Department of Geriatric Psychiatry, Psychiatric Hospital Zurich, University of Zurich, Zurich, Switzerland.
Department of Neurology, University Hospital Zurich, Zurich, Switzerland.
Neurodegener Dis. 2020;20(1):2-11. doi: 10.1159/000508098. Epub 2020 Jul 1.
Traumatic brain injury (TBI) is the most relevant external risk factor for dementia and a major global health burden. Mild TBI (mTBI) contributes to up to 90% of all TBIs, and the classification "mild" often misrepresents the patient's burden who suffer from neuropsychiatric long-term sequelae. Magnetic resonance spectroscopy (MRS) allows in vivo detection of compromised brain metabolism although it is not routinely used after TBI.
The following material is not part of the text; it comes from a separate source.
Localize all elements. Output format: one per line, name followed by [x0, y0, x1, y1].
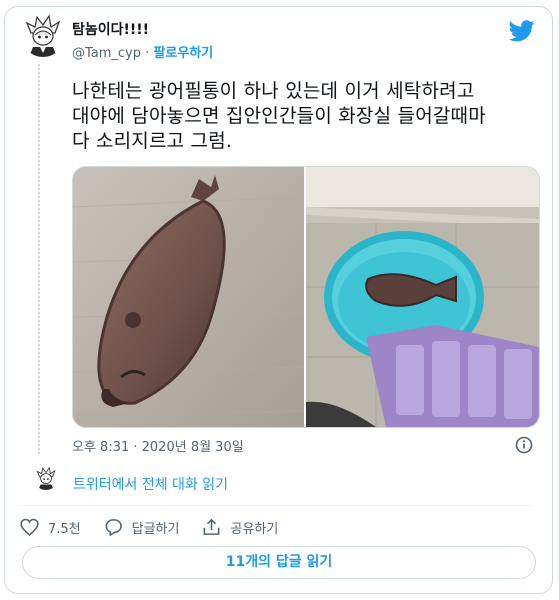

Thus, we performed a systematic review and meta-analysis to elucidate if MRS has the potential to identify changes in brain metabolism in adult patients after a single mTBI with a negative routine brain scan (CCT and/or MRI scan) compared to aged- and sex-matched healthy controls (HC) during the acute or subacute postinjury phase (≤90 days after mTBI).
A comprehensive literature search was conducted from the first edition of electronic databases until January 31, 2020. Group analyses were performed per metabolite using a random-effects model.
Four and 2 out of 5,417 articles met the inclusion criteria for the meta-analysis and systematic review, respectively. For the meta-analysis, 50 mTBI patients and 51 HC with a mean age of 31 and 30 years, respectively, were scanned using N-acetyl-aspartate (NAA), a marker for neuronal integrity. Glutamate (Glu), a marker for disturbed brain metabolism, choline (Cho), a marker for increased cell membrane turnover, and creatine (Cr) were used in 2 out of the 4 included articles. Regions of interests were the frontal lobe, the white matter around 1 cm above the lateral ventricles, or the whole brain. NAA was decreased in patients compared to HC with an effect size (ES) of -0.49 (95% CI -1.08 to 0.09), primarily measured in the frontal lobe. Glu was increased in the white matter in 22 mTBI patients compared to 22 HC (ES 0.79; 95% CI 0.17-1.41). Cho was decreased in 31 mTBI patients compared to 31 HC (ES -0.31; 95% CI -0.81 to 0.19). Cr was contradictory and, therefore, potentially not suitable as a reference marker after mTBI.
MRS pinpoints changes in posttraumatic brain metabolism that correlate with cognitive dysfunction and, thus, might possibly help to detect mTBI patients at risk for unfavorable outcome or posttraumatic neurodegeneration early.
创伤性脑损伤(TBI)是痴呆症的最重要外部风险因素,也是一个主要的全球健康负担。轻度 TBI(mTBI)占所有 TBI 的 90%以上,而“轻度”的分类往往会对患有神经精神长期后遗症的患者造成负担。磁共振波谱(MRS)允许在体内检测到受损的脑代谢,尽管在 TBI 后并未常规使用。
因此,我们进行了系统评价和荟萃分析,以阐明 MRS 是否有可能在单次 mTBI 后识别出急性或亚急性损伤期(mTBI 后≤90 天)内,与年龄和性别匹配的健康对照组(HC)相比,常规脑扫描(CCT 和/或 MRI 扫描)呈阴性的成年患者的脑代谢变化。
从电子数据库的第一版开始进行全面的文献检索,直至 2020 年 1 月 31 日。使用随机效应模型对每个代谢物进行组分析。
4 篇和 2 篇共 5417 篇文章符合荟萃分析和系统综述的纳入标准。对于荟萃分析,50 名 mTBI 患者和 51 名 HC 接受了扫描,平均年龄分别为 31 岁和 30 岁,使用 N-乙酰天冬氨酸(NAA)作为神经元完整性的标志物。谷氨酸(Glu),一种代表脑代谢紊乱的标志物,胆碱(Cho),一种代表细胞膜周转率增加的标志物,以及肌酸(Cr),这三种标志物在纳入的 4 篇文章中的 2 篇中使用。感兴趣的区域是额叶,距侧脑室上方 1 厘米的白质,或整个大脑。与 HC 相比,NAA 在患者中减少,其效应大小(ES)为-0.49(95%CI-1.08 至 0.09),主要在额叶中测量。与 22 名 HC 相比,22 名 mTBI 患者的白质中 Glu 增加(ES 0.79;95%CI 0.17-1.41)。与 31 名 HC 相比,31 名 mTBI 患者的 Cho 减少(ES-0.31;95%CI-0.81 至 0.19)。Cr 存在矛盾,因此可能不适合作为 mTBI 后的参考标志物。
MRS 指出了创伤后脑代谢的变化,这些变化与认知功能障碍相关,因此可能有助于早期检测有不良预后或创伤后神经退行性变风险的 mTBI 患者。